La philosophie contre la violence

28 mars 2011

«…Depuis le début, en philosophie on a estimé que le logos (dialogue) était une façon de contrer la violence… » (Sasseville, Haute définition, RSR, 29.08.10)

« A la fin des années 60, Lipman, professeur de logique à l’Université de Columbia, se rend compte de la nécessité de commencer l’apprentissage de méthodes de raisonnement bien avant l’université pour que les élèves puissent réellement s’en servir pour réfléchir. » (Loison Apter, Le Temps, 14.02.2011). Il crée alors une méthode d’enseignement destinée aux enfants. Dès leur plus jeune âge, les enfants apprennent à penser, réfléchir et, vu que la philosophie est une forme de dialogue, ils le font en groupe sur des sujets qui les touchent en suscitant leur intérêt et leur participation.

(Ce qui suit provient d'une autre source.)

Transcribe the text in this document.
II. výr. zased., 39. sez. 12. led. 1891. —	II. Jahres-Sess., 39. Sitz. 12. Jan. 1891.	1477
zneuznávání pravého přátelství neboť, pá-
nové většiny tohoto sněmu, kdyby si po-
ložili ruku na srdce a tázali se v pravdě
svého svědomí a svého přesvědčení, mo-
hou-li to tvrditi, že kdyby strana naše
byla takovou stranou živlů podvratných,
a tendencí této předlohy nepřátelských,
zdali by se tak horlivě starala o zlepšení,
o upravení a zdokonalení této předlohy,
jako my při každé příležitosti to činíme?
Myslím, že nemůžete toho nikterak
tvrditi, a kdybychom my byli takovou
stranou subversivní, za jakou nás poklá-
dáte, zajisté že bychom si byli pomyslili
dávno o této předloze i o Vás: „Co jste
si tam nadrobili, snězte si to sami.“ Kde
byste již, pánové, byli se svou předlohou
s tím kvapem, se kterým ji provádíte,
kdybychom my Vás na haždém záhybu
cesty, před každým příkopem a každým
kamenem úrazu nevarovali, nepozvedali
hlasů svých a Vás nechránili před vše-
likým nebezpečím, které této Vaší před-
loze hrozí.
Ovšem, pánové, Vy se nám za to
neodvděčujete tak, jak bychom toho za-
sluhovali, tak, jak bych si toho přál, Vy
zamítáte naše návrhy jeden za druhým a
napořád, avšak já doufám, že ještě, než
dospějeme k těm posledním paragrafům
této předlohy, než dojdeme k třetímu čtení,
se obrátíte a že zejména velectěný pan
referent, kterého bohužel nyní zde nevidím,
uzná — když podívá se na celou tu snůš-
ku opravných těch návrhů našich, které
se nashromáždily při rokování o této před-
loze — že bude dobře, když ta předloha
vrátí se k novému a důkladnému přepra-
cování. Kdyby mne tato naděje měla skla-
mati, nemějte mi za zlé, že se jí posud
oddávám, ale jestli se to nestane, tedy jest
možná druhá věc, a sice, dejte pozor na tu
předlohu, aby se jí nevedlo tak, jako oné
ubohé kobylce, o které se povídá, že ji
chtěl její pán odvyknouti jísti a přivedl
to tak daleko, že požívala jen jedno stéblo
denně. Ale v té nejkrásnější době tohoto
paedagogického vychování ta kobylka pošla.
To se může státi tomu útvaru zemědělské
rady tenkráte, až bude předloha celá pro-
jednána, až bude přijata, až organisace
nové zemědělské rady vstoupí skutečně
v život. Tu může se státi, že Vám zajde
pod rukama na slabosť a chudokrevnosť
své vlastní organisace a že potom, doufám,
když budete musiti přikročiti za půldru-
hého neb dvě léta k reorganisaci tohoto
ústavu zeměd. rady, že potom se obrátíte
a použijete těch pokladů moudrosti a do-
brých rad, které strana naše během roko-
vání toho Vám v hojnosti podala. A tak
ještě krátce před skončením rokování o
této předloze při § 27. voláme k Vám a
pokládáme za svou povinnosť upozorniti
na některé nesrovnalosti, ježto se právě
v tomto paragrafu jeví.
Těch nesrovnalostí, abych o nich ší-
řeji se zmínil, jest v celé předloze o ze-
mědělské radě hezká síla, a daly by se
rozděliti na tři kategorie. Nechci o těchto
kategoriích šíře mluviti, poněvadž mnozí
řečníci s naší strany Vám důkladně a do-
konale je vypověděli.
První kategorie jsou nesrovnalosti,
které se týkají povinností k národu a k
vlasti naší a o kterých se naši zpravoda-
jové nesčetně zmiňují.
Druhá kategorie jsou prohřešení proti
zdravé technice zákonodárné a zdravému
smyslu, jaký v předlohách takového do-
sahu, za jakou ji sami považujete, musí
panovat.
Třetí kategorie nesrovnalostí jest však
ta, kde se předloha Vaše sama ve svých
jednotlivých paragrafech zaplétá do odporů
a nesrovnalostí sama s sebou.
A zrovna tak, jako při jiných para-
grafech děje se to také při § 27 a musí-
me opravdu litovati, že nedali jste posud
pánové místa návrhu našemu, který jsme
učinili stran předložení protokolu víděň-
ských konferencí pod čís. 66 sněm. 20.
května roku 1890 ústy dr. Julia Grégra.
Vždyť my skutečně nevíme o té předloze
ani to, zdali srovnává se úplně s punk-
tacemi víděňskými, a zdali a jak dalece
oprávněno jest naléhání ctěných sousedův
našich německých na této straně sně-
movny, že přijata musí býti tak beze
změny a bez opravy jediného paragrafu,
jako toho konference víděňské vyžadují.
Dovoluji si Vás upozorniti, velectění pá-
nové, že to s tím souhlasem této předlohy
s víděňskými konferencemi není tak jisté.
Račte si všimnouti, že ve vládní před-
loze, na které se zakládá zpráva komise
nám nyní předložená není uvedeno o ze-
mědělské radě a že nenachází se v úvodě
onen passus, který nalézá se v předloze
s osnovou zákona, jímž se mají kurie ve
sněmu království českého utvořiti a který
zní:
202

« La méthode est la suivante: suite à la lecture d’un extrait de roman philosophique, les enfants posent des questions. Puis, avec la collaboration de chacun et l’entraide de tous, ils tentent – à l’aide du dialogue – de répondre à une question philosophique choisie parmi celles qui sont posées. Le rôle de l’animateur est de fournir les outils nécessaires au caractère philosophique de l’échange: aider à repérer les présupposés, questionner les évidences, tenir compte du contexte, etc. Tout cela dans un climat d’écoute, de respect pour la pensée et la parole de chacun. » (Université Laval)

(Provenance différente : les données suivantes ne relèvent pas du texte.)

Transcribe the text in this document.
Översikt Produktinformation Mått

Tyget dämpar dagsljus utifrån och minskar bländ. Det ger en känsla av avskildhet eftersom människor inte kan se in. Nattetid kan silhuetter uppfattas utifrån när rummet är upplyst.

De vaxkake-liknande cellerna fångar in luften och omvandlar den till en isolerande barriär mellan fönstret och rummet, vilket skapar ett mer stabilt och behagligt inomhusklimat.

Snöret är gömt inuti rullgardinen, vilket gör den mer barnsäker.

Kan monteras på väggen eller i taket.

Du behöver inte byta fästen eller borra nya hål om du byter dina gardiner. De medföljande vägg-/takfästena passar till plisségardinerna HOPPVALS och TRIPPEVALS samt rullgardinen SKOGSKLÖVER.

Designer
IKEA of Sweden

Lipman explore les effets de ces cours sur le comportement des enfants, notamment le comportement violent. Selon lui, la frustration engendre souvent l’agression, la violence. Pour que ce processus de cause à effet ne s’enclenche pas, il faut trouver des soupapes (siphoning off). Par exemple, en convertissant la frustration en ce que Nietzche appelle creative rancor (1) ou des formes consenties de violence, telles que le sport et le business. La pratique de la philosophie pour enfant en est une autre. Elle permet à la communauté, une classe d’enfants par exemple, d’amener la frustration d’un ou plus de ses membres en dessous du seuil critique, en trouvant les raisons et les causes de celle-ci : en mettant des mots sur ce sentiment et en l’analysant.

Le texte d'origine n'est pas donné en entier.